Fin dall'antichità gli uomini hanno selezionato le piante per le loro caratteristiche. Gli agricoltori individuavano nei campi gli esemplari più forti, quelli che davano i frutti più grandi e che resistevano meglio agli agenti atmosferici e ai parassiti. Queste piante venivano selezionate e i semi piantati per mantenere nella progenie quelle caratteristiche utili per l'uomo.

Ma la crescita di una pianta non è dovuta solo alla genetica, né agli input produttivi che arrivano dall'esterno. Una parte del lavoro la fanno i microrganismi che vivono all'interno del suolo e in simbiosi con la pianta. Perché dunque non selezionare anche i batteri che aiutano più efficacemente le colture?

Il concetto è quello di microbioma, l'insieme cioè del patrimonio genetico e delle interazioni ambientali della totalità dei microrganismi di un ambiente definito. Nel nostro intestino vivono miliardi di batteri che ci aiutano ad assimilare il cibo. Ma batteri sono presenti anche sulla nostra pelle e ci aiutano a proteggerci dagli attacchi esterni.
Nell'intestino di alcuni scarafaggi ci sono microrganismi cellulosolitici che permettono all'insetto di cibarsi di legno morto.

Un discorso simile può essere fatto per le piante. Sulle radici e nel terreno vivono dei microrganismi che agevolano la nutrizione dei vegetali. Negli Stati Uniti Ulrich Mueller, dell'Università del Texas, e Joel Sachs, dell'Università della California, hanno pubblicato uno studio proprio sulla selezione del microbioma.

I ricercatori hanno preso delle piante geneticamente identiche a cui hanno somministrato la stessa quantità di nutrienti e di luce. Alcune piante hanno ottenuto delle performance migliori che i ricercatori hanno ricondotto alla presenza di microrganismi utili nel suolo. Dalle radici sono stati filtrati i batteri del terreno che poi sono stati inoculati in suolo sterile per misurarne l'efficacia su dei nuovi semi.

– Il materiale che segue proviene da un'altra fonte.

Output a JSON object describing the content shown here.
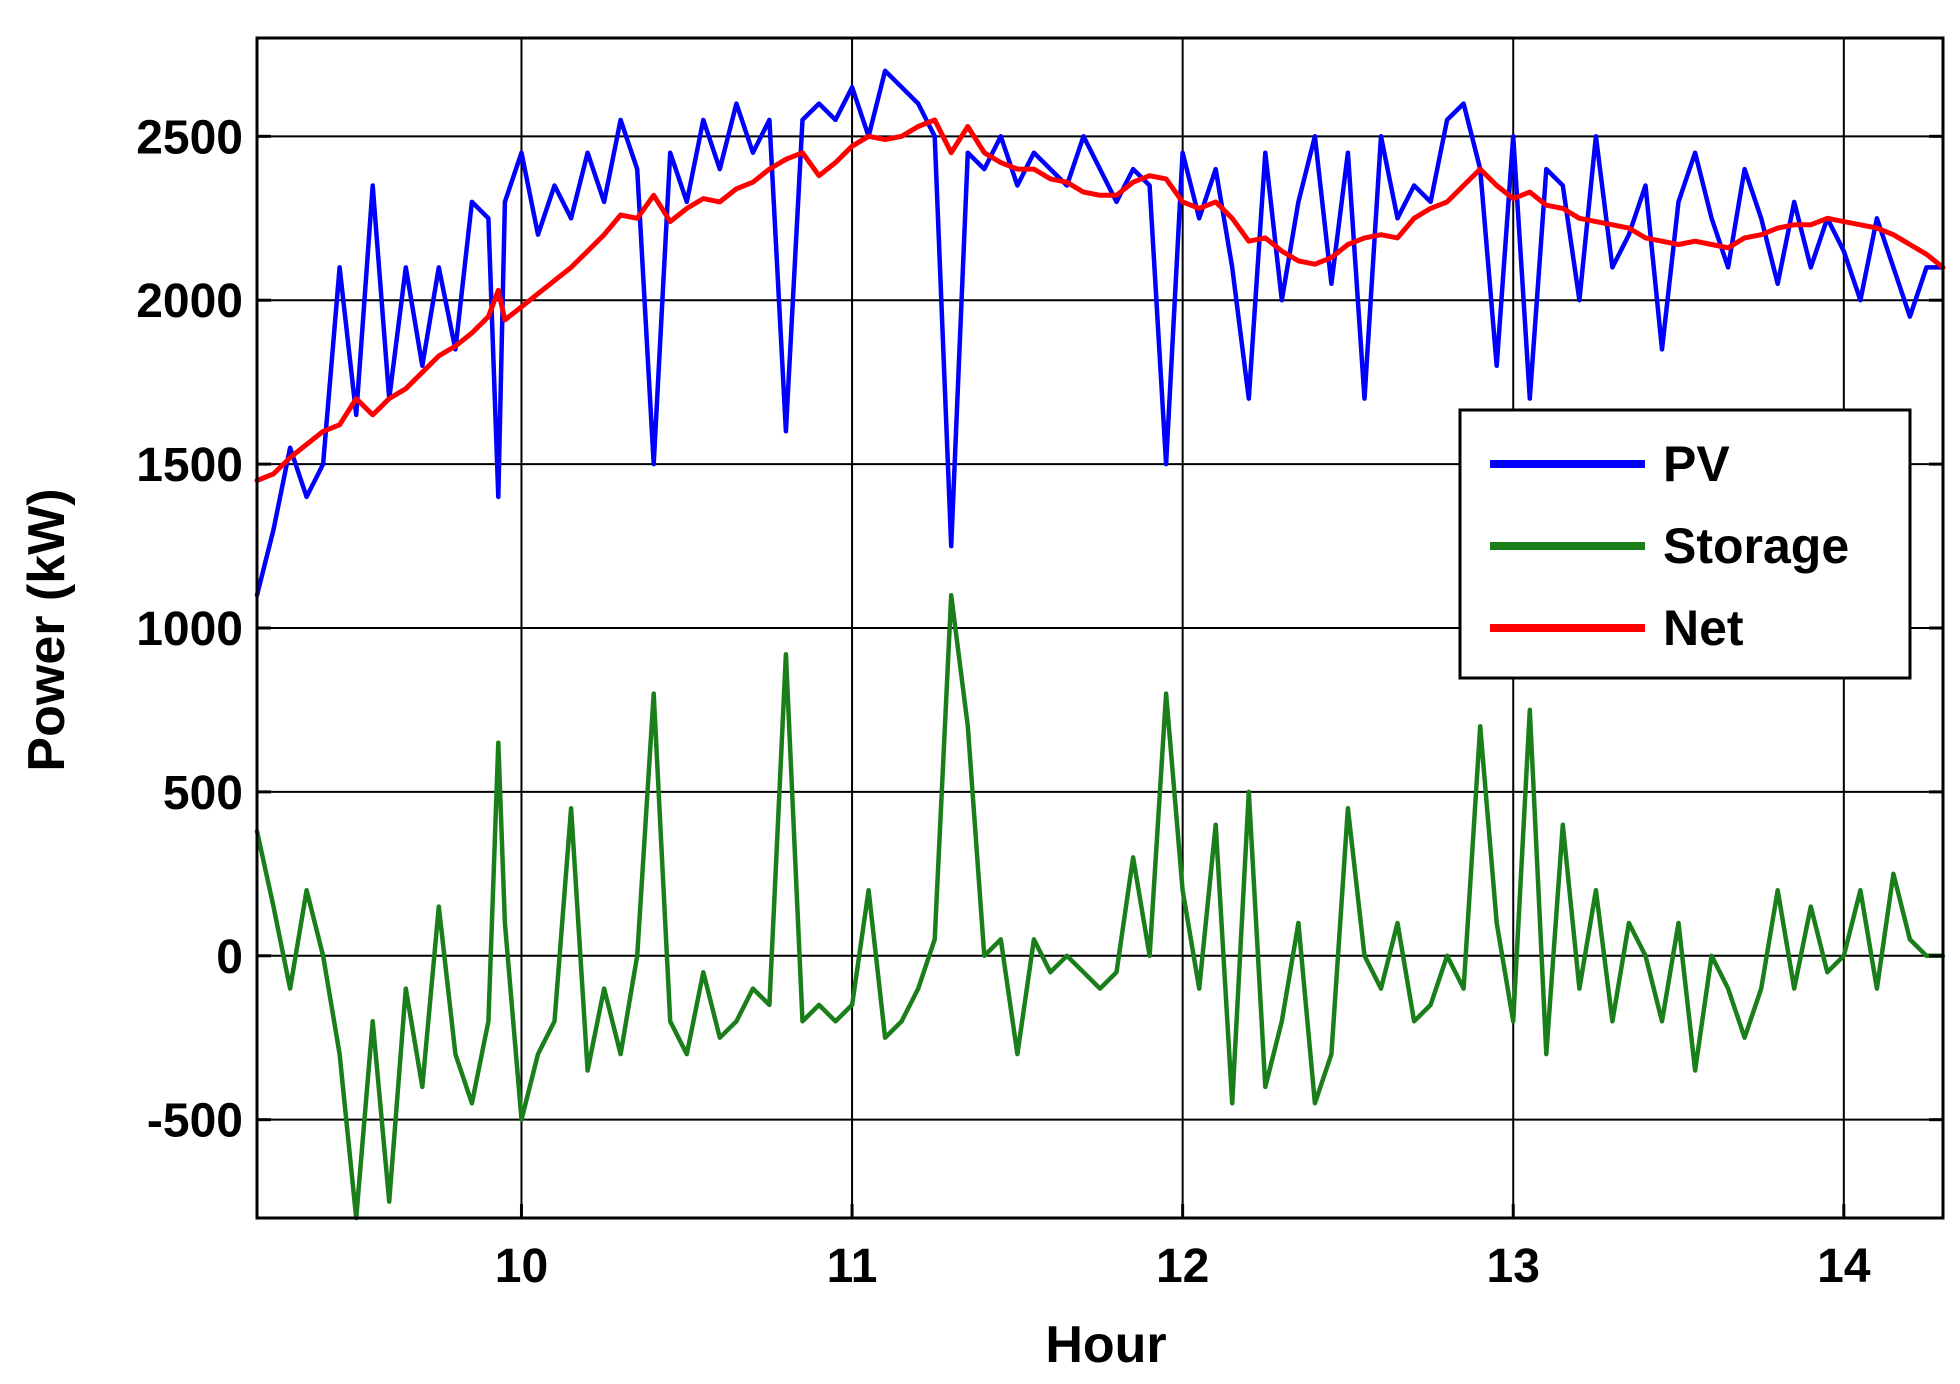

Lo studio è stato portato avanti sulla Arabidopsis, una pianta che viene solitamente usata in laboratorio per la relativa semplicità del suo Dna e per il ciclo di vita breve. Ma potenzialmente lo stesso processo di selezione dei microbioma potrebbe essere fatto per qualunque specie vegetale (e anche animale).
In futuro dunque non solo proteggeremo le colture con gli agrofarmaci e le nutriremo con i fertilizzanti, ma provvederemo anche a fornire i migliori microrganismi.

Studi condotti sulle leguminose hanno dimostrato che i giusti batteri nel terreno possono aumentare la produttività del 30%. Questi microrganismi producono un ormone vegetale, l'Auxina, che aiuta la pianta nel suo metabolismo cellulare perché consente una maggiore fissazione dell'azoto. Come effetto la pianta produce di più, sia come peso secco del fusto che come baccelli.

I batteri giusti possono aiutare le colture ad assimilare meglio i nutrienti, ma anche a resistere meglio alla scarsità di acqua o agli attacchi dei parassiti.
Il punto critico sta nell'isolare i batteri utili e trasportarli da una pianta all'altra senza stravolgere il delicato equilibrio che esiste tra microrganismi e piante.